GuB-42about 15 hours ago
Asking ChatGPT, I have:

- The scientific method

- Calculus

- Einstein's Relativity

- Darwin's Evolution

And more generally:

- The zero

- Formal logic

- The written language

This is the kind of questions I think a LLM work well for, because people are going to have different opinions. I think that most of us will think about science, maths, etc... But what about, say, monotheism, Athenian democracy, banking and accounting, etc... I also see that Freud is in there, a controversial take as his ideas are considered pseudoscience today, but it certainly opened the way for modern psychology, so what do you make of that.

Using a LLM trained on what is most of human written knowledge and carefully aligned will hopefully give a reasonable consensus. It is not perfect of course, but I think it is better than personal guesses.

Note: your experience may differ, not all LLMs are the same and your prompt matter, but I get similar results: mostly scientific achievements, with the one I cited usually getting top spots. A bit of social (democracy, human rights) but spirituality in general seems to be absent.

raptor99about 12 hours ago
Hmm, I wonder why that could be. Perhaps because most LLMs have ingested scads of utter online shit in, so guess what comes out.
GuB-42about 2 hours ago
Among the "scads of utter online shit" is the submitted website for which it mostly agrees with. It also agrees with most of the comments here.

But the thing is, I used a LLM because I want to see the "scads of utter online shit". The "greatest intellectual achievement" is an opinion reflecting what people think matters most, not an empirical fact. And what I want is something approaching a global consensus, not what the HN bubble thinks matters. And for that, I think LLMs have value.

And anyways, what LLMs say generally match what people are saying here, so unless you are implying that we are all talking shit, I don't really see the problem.

Teeverabout 13 hours ago
I actually had this 10 guy sort of thought last night:

There was a point where an organism became self aware, and then there was a point sometime after that where an organism realized that it was the first that had become self aware and all the implications of that.

To me that's a demarcation point in all of life -- the moment a creature realized that it was different from all the things that had come before it on the earth, whether they be non-living or living, as if there was a third category, living and self-aware.

I wonder if it considered it important to spread self-awareness or if it lamented that it had more important things to deal with like just surviving.

And what kind of organism was it -- was it a mammal?

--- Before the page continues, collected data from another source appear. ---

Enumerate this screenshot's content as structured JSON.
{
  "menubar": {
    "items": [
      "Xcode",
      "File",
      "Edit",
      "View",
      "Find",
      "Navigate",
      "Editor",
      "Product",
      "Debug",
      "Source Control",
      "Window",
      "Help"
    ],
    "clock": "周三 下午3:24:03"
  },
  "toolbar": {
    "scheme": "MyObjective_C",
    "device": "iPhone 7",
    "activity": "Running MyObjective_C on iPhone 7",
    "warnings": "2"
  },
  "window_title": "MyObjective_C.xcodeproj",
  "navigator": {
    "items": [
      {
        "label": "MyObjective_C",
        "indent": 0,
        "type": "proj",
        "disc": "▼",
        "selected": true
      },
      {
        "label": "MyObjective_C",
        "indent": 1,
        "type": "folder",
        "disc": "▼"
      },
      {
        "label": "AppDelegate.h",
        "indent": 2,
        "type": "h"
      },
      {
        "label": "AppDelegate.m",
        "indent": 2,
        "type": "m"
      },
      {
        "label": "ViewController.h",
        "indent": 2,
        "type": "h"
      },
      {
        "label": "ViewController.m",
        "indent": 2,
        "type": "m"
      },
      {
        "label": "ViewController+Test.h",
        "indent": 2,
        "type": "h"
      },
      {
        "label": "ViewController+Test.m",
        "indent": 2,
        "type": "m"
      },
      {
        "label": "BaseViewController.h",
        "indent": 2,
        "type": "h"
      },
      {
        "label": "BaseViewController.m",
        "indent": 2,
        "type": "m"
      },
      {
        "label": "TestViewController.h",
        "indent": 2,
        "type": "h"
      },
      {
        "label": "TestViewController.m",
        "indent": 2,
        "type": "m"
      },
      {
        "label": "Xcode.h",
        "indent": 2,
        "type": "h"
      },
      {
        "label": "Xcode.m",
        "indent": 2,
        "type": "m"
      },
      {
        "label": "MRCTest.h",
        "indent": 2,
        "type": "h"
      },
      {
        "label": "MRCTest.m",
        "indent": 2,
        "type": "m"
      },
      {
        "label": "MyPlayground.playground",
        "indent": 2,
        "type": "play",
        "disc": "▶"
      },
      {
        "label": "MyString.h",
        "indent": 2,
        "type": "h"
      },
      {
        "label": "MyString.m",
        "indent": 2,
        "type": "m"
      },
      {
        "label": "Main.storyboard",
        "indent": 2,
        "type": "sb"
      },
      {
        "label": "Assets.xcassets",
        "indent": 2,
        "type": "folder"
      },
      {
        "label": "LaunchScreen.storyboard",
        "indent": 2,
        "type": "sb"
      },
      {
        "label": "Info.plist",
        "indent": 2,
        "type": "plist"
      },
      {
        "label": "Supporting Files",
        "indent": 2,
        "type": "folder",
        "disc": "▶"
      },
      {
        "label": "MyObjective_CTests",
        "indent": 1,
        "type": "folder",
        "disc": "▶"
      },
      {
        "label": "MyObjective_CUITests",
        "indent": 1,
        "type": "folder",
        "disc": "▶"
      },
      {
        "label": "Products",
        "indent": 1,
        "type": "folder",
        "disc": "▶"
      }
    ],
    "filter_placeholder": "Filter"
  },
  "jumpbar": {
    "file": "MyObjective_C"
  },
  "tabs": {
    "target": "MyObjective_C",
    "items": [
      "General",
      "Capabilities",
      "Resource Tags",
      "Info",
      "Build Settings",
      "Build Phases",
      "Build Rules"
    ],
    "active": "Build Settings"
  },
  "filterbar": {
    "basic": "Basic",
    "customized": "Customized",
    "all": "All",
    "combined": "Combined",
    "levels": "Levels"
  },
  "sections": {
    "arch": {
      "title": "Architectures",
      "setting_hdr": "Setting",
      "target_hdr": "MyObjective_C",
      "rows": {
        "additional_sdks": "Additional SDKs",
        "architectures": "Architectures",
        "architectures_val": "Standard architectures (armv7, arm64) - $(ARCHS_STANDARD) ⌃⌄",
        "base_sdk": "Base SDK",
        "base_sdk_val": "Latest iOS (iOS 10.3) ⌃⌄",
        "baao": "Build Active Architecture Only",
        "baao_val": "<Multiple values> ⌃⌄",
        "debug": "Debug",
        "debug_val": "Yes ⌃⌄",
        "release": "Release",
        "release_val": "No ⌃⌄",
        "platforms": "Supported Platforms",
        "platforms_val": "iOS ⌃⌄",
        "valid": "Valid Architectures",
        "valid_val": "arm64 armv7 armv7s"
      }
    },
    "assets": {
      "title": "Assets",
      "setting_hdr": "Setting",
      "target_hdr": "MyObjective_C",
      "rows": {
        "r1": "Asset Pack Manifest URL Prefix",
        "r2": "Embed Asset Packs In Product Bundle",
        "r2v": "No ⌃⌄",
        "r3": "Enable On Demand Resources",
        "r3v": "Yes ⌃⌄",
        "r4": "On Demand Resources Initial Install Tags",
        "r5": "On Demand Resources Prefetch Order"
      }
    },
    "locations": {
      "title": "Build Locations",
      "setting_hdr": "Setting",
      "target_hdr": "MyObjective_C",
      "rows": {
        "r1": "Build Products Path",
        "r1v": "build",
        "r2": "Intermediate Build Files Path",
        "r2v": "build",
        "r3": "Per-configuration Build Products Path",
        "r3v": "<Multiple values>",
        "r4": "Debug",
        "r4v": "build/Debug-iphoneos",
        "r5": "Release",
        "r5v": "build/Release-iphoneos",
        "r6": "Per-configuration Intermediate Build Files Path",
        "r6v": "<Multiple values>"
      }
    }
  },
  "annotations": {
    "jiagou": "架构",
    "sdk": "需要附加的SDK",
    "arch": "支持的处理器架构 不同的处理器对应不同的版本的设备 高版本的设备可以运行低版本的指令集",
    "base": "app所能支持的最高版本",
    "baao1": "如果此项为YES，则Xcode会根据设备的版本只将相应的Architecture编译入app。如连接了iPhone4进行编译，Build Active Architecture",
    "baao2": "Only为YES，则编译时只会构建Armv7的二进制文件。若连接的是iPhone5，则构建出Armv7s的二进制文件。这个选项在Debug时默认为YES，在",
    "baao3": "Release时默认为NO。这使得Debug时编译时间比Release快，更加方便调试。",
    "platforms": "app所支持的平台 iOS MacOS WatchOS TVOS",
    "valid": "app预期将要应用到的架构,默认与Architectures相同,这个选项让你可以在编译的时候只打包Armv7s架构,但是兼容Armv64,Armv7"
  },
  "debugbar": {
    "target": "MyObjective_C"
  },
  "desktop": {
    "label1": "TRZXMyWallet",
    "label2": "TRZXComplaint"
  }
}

Or was it something that came before that?

The-Ludwigabout 22 hours ago
Planck didn’t make the list, although his achievements did.

I’d also argue that Meitner and Noether deserve a mention.

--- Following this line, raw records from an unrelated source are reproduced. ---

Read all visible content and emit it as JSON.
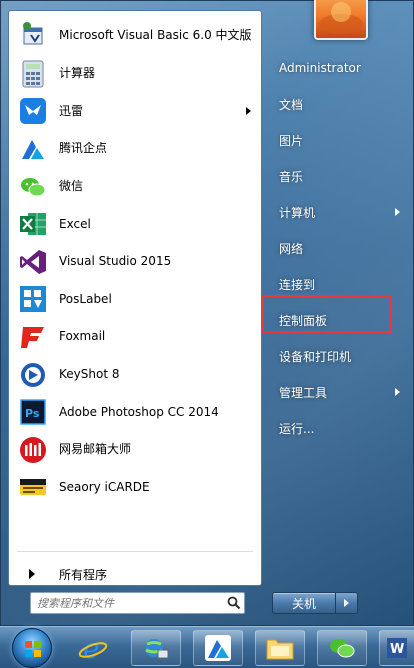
{
  "programs": [
    {
      "label": "Microsoft Visual Basic 6.0 中文版",
      "icon": "vb6-icon",
      "submenu": false
    },
    {
      "label": "计算器",
      "icon": "calculator-icon",
      "submenu": false
    },
    {
      "label": "迅雷",
      "icon": "xunlei-icon",
      "submenu": true
    },
    {
      "label": "腾讯企点",
      "icon": "tencent-qidian-icon",
      "submenu": false
    },
    {
      "label": "微信",
      "icon": "wechat-icon",
      "submenu": false
    },
    {
      "label": "Excel",
      "icon": "excel-icon",
      "submenu": false
    },
    {
      "label": "Visual Studio 2015",
      "icon": "visual-studio-icon",
      "submenu": false
    },
    {
      "label": "PosLabel",
      "icon": "poslabel-icon",
      "submenu": false
    },
    {
      "label": "Foxmail",
      "icon": "foxmail-icon",
      "submenu": false
    },
    {
      "label": "KeyShot 8",
      "icon": "keyshot-icon",
      "submenu": false
    },
    {
      "label": "Adobe Photoshop CC 2014",
      "icon": "photoshop-icon",
      "submenu": false
    },
    {
      "label": "网易邮箱大师",
      "icon": "netease-mail-icon",
      "submenu": false
    },
    {
      "label": "Seaory iCARDE",
      "icon": "seaory-icarde-icon",
      "submenu": false
    }
  ],
  "all_programs_label": "所有程序",
  "search": {
    "placeholder": "搜索程序和文件"
  },
  "right_menu": [
    {
      "label": "Administrator",
      "submenu": false
    },
    {
      "label": "文档",
      "submenu": false
    },
    {
      "label": "图片",
      "submenu": false
    },
    {
      "label": "音乐",
      "submenu": false
    },
    {
      "label": "计算机",
      "submenu": true
    },
    {
      "label": "网络",
      "submenu": false
    },
    {
      "label": "连接到",
      "submenu": false
    },
    {
      "label": "控制面板",
      "submenu": false
    },
    {
      "label": "设备和打印机",
      "submenu": false
    },
    {
      "label": "管理工具",
      "submenu": true
    },
    {
      "label": "运行...",
      "submenu": false
    }
  ],
  "highlighted_item": "控制面板",
  "shutdown_label": "关机",
  "colors": {
    "highlight_border": "#e8383b",
    "accent": "#2a5580"
  }
}
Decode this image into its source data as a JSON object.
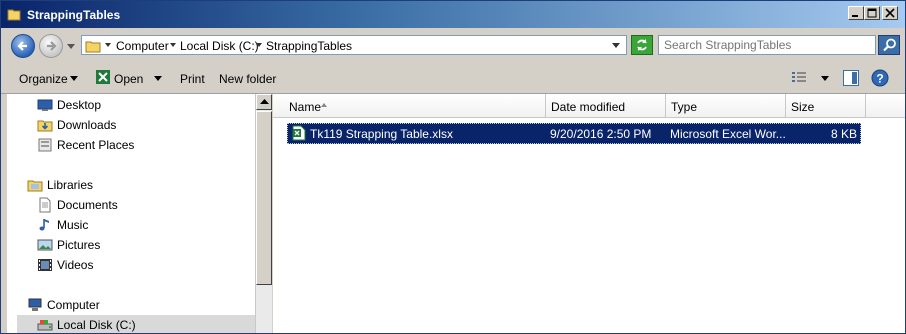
{
  "window": {
    "title": "StrappingTables"
  },
  "address": {
    "crumbs": [
      "Computer",
      "Local Disk (C:)",
      "StrappingTables"
    ]
  },
  "search": {
    "placeholder": "Search StrappingTables"
  },
  "toolbar": {
    "organize_label": "Organize",
    "open_label": "Open",
    "print_label": "Print",
    "new_folder_label": "New folder"
  },
  "nav": {
    "favorites": [
      {
        "label": "Desktop",
        "icon": "desktop-icon"
      },
      {
        "label": "Downloads",
        "icon": "downloads-icon"
      },
      {
        "label": "Recent Places",
        "icon": "recent-places-icon"
      }
    ],
    "libraries_label": "Libraries",
    "libraries": [
      {
        "label": "Documents",
        "icon": "documents-icon"
      },
      {
        "label": "Music",
        "icon": "music-icon"
      },
      {
        "label": "Pictures",
        "icon": "pictures-icon"
      },
      {
        "label": "Videos",
        "icon": "videos-icon"
      }
    ],
    "computer_label": "Computer",
    "computer_items": [
      {
        "label": "Local Disk (C:)",
        "icon": "drive-icon",
        "selected": true
      }
    ]
  },
  "columns": {
    "name": "Name",
    "date_modified": "Date modified",
    "type": "Type",
    "size": "Size"
  },
  "files": [
    {
      "name": "Tk119 Strapping Table.xlsx",
      "date_modified": "9/20/2016 2:50 PM",
      "type": "Microsoft Excel Wor...",
      "size": "8 KB",
      "selected": true
    }
  ],
  "colors": {
    "selection": "#0a246a",
    "titlebar_start": "#0a246a",
    "titlebar_end": "#a6caf0",
    "excel_green": "#1d7a3a"
  }
}
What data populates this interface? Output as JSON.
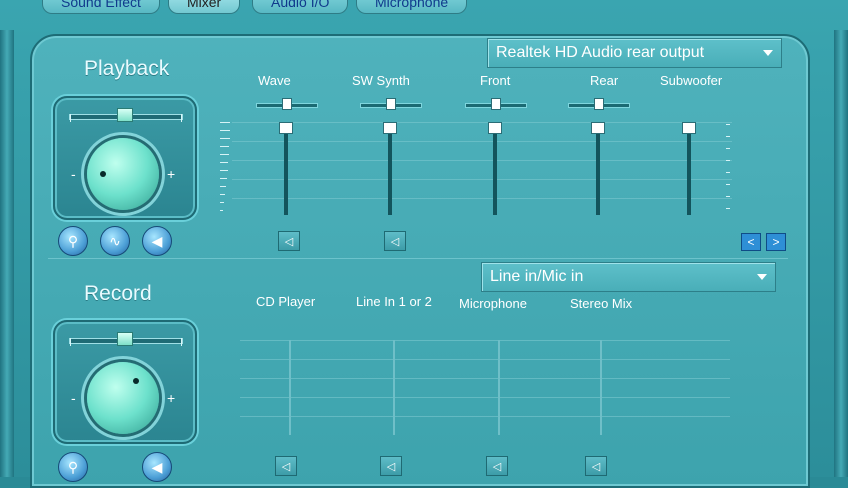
{
  "tabs": [
    {
      "label": "Sound Effect",
      "active": false
    },
    {
      "label": "Mixer",
      "active": true
    },
    {
      "label": "Audio I/O",
      "active": false
    },
    {
      "label": "Microphone",
      "active": false
    }
  ],
  "playback": {
    "title": "Playback",
    "output_device": "Realtek HD Audio rear output",
    "minus": "-",
    "plus": "+",
    "channels": [
      {
        "label": "Wave"
      },
      {
        "label": "SW Synth"
      },
      {
        "label": "Front"
      },
      {
        "label": "Rear"
      },
      {
        "label": "Subwoofer"
      }
    ],
    "mute_icon": "speaker-icon",
    "nav_prev": "<",
    "nav_next": ">"
  },
  "record": {
    "title": "Record",
    "input_device": "Line in/Mic in",
    "minus": "-",
    "plus": "+",
    "channels": [
      {
        "label": "CD Player"
      },
      {
        "label": "Line In 1 or 2"
      },
      {
        "label": "Microphone"
      },
      {
        "label": "Stereo Mix"
      }
    ]
  },
  "colors": {
    "accent": "#3da3ad",
    "tab_text": "#103a8c",
    "knob": "#6de1cc"
  }
}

Stepping outside my expertise, I’d argue Poppers description of what science and Pseudo-Science is, is essential.

Anyway great list!

compounding_itabout 23 hours ago
Be modest. A lot was accomplished before you were born.

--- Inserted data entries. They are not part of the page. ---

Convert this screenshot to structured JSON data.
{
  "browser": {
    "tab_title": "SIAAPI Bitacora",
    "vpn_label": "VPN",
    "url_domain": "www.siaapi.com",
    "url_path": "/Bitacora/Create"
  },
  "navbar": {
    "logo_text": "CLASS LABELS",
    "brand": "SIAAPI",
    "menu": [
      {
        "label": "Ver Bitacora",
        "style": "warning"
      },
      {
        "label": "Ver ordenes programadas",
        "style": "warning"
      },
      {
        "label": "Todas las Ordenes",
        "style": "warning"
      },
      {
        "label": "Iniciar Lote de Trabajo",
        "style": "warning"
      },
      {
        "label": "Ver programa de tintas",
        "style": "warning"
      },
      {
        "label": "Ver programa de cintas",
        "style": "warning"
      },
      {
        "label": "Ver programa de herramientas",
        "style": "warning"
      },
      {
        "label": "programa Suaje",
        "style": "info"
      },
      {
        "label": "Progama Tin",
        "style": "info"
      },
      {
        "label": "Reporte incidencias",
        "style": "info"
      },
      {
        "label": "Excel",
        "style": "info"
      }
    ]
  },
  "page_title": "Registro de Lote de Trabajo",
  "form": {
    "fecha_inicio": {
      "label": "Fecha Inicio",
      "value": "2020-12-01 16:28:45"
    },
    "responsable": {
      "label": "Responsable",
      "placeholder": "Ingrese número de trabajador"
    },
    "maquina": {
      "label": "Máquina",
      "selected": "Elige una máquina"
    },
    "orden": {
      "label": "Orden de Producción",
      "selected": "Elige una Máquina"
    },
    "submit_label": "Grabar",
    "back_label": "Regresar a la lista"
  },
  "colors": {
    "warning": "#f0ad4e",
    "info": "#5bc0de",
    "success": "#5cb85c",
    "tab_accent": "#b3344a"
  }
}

Humans are incredible. Leaving the planet and taking a trip on the moon and possibly mars someday is no small feat.

We just need to fix our planet. Or to be honest, stop ruining it so it heals itself.

smokelabout 22 hours ago
Humans are also, possibly apart from dogs, the only beings that think humans are incredible. If we take any other entity in the universe, then chances are they think pretty lowly of humans and their cherished intelligence, if at all.
6510about 22 hours ago
We don't have a frame of reference. Compared to similar creatures we could be pathetic or impressive.

Personally I'm very impressed how much we've accomplished with our crappy intellect and destructive nature.

r4szabout 17 hours ago
Well, it is happening now. We take down scammers and terrorists I guess. Who wanted to destroy half of the society!!! Really disgusting.